Greece calls on EU to sanction member states who refuse to accept migrant relocation quotas



As Greece continues to struggle to accommodate the tens of thousands of illegal immigrants who’ve recently have made their way from Turkey, its government said that it would call on the EU to impose sanctions on member states who refuse to accept a portion of the new arrivals. 

The Greek government contends that countries like Poland, Hungary, and the Czech Republic, who continue to reject mandatory migrant relocation quotas, place an unfair burden on EU states like Greece, Italy, and Spain.

In a statement given on Friday, Greece’s Prime Minister Kyriakos Mitsotakis said, “I will say this clearly: I will raise the issue of specific sanctions for European countries that refuse to take part in a fair distribution of refugees on a European level.”

Mitsotakis then added: “It is an act of hypocrisy. You cannot enjoy the benefits of (border-free travel and trade) and not accept 1,000 or 2,000 refugees as part of EU management of the issue.”

Over the summer, Greece saw a drastic spike in migrant arrivals from Turkey. In August, Greece saw close to 7,000 migrants arrive by boat, the highest number since 2016.

The number of illegal migrant arrivals, which once averaged 60 per day, has now reached an average of 278 per day.

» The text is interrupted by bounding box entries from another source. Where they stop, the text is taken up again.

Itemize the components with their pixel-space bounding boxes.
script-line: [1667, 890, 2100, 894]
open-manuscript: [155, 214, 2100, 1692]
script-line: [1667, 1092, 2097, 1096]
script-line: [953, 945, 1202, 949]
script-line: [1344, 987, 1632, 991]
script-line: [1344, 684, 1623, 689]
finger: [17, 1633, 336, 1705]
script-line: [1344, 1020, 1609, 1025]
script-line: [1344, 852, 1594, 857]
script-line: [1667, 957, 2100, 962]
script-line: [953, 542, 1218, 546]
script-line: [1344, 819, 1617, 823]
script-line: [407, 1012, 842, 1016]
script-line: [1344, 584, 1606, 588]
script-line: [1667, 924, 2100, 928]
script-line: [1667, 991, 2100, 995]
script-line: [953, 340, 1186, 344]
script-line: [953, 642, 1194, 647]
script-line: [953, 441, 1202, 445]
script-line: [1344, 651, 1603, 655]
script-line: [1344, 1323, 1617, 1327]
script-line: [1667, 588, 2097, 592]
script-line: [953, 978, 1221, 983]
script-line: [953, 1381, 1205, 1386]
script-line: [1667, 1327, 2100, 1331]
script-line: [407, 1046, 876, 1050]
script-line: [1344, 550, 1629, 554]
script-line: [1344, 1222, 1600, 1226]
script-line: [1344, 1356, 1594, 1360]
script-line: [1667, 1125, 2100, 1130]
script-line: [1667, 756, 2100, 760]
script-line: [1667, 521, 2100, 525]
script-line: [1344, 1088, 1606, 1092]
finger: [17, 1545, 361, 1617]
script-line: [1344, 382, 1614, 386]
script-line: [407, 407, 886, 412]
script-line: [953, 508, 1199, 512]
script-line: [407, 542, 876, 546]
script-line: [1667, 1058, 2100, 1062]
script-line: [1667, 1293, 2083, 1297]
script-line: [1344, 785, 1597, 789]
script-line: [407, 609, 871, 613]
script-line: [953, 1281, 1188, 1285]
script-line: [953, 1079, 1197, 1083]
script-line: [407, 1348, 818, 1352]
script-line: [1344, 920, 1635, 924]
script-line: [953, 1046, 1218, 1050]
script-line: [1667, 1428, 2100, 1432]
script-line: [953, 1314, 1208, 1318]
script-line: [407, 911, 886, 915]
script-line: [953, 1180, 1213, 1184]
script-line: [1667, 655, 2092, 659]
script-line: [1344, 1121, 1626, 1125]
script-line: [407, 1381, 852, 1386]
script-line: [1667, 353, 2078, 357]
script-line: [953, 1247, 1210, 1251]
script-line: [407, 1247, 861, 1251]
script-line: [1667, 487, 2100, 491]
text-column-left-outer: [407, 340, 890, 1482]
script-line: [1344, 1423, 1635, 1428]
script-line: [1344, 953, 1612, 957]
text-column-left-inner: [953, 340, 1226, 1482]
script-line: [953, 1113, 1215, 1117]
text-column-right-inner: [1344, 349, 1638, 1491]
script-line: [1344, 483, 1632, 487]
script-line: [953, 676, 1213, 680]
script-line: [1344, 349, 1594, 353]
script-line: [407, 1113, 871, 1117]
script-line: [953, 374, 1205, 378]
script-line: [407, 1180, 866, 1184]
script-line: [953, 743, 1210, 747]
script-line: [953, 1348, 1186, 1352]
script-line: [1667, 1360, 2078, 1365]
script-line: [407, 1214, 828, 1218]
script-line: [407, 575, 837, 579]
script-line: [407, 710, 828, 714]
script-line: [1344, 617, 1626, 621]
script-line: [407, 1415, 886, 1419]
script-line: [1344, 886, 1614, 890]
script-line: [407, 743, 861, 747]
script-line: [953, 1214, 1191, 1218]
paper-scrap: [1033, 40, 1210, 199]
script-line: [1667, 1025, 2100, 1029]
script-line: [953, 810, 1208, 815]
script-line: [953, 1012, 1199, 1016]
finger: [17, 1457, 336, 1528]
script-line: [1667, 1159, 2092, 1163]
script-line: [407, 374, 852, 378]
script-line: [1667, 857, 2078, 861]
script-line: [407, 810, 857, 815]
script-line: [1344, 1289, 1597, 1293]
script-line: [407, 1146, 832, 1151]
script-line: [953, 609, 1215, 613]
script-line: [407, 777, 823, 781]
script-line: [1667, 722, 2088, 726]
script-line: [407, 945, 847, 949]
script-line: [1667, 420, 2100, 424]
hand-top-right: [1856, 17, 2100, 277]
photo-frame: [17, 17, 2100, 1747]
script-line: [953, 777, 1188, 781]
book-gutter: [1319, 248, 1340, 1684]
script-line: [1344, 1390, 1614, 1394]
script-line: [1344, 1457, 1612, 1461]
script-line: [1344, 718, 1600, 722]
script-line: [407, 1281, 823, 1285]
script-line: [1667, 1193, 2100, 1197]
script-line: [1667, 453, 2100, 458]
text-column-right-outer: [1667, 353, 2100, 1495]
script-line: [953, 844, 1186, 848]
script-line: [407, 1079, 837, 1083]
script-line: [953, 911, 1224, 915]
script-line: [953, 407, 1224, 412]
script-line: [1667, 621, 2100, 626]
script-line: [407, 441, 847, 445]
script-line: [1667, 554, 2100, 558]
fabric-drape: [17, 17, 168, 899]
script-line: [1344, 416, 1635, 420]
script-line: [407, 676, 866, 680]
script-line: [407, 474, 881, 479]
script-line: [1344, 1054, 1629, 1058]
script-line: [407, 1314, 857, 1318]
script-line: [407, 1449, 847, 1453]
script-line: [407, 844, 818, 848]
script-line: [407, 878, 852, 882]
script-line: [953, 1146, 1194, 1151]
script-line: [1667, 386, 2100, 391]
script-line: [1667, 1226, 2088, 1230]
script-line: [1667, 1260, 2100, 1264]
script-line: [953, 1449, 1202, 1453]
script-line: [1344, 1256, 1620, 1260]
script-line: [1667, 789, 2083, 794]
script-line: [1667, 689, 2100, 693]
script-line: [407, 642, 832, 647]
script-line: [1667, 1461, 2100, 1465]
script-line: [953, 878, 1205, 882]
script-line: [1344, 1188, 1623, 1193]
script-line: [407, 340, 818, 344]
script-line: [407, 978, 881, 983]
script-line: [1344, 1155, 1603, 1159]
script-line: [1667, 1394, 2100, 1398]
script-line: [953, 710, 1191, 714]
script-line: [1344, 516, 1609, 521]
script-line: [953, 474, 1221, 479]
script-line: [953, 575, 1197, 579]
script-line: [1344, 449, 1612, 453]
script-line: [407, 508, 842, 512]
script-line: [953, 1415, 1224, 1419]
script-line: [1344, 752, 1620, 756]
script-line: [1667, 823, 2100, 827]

This year alone, nearly 22,000 migrants are believed to have landed in Greece.

As a result of the surge in migration, the reception centers on the Greek islands of Lesbos and Chios have been overwhelmed.

Moria, the reception center on Lesbos, was originally designed to hold 3,000 migrants. Today, it’s currently hosting over 13,000.

On other islands, such as Samos, the migration situation is even more severe. One reception center designed to hold 650 people now hosts over 4,000, Kathimerini reports.

Close to 23,000 migrants are thought to be living on the different Greek islands throughout the Aegean, with around 42 percent coming from Afghanistan.

Last week, the EU migration commissioner Dimitris Avramopoulos along with the German interior minister Horst Seehofer traveled to Turkey and Greece to see if something could be done to salvage the 2016 EU-Turkey migration agreement.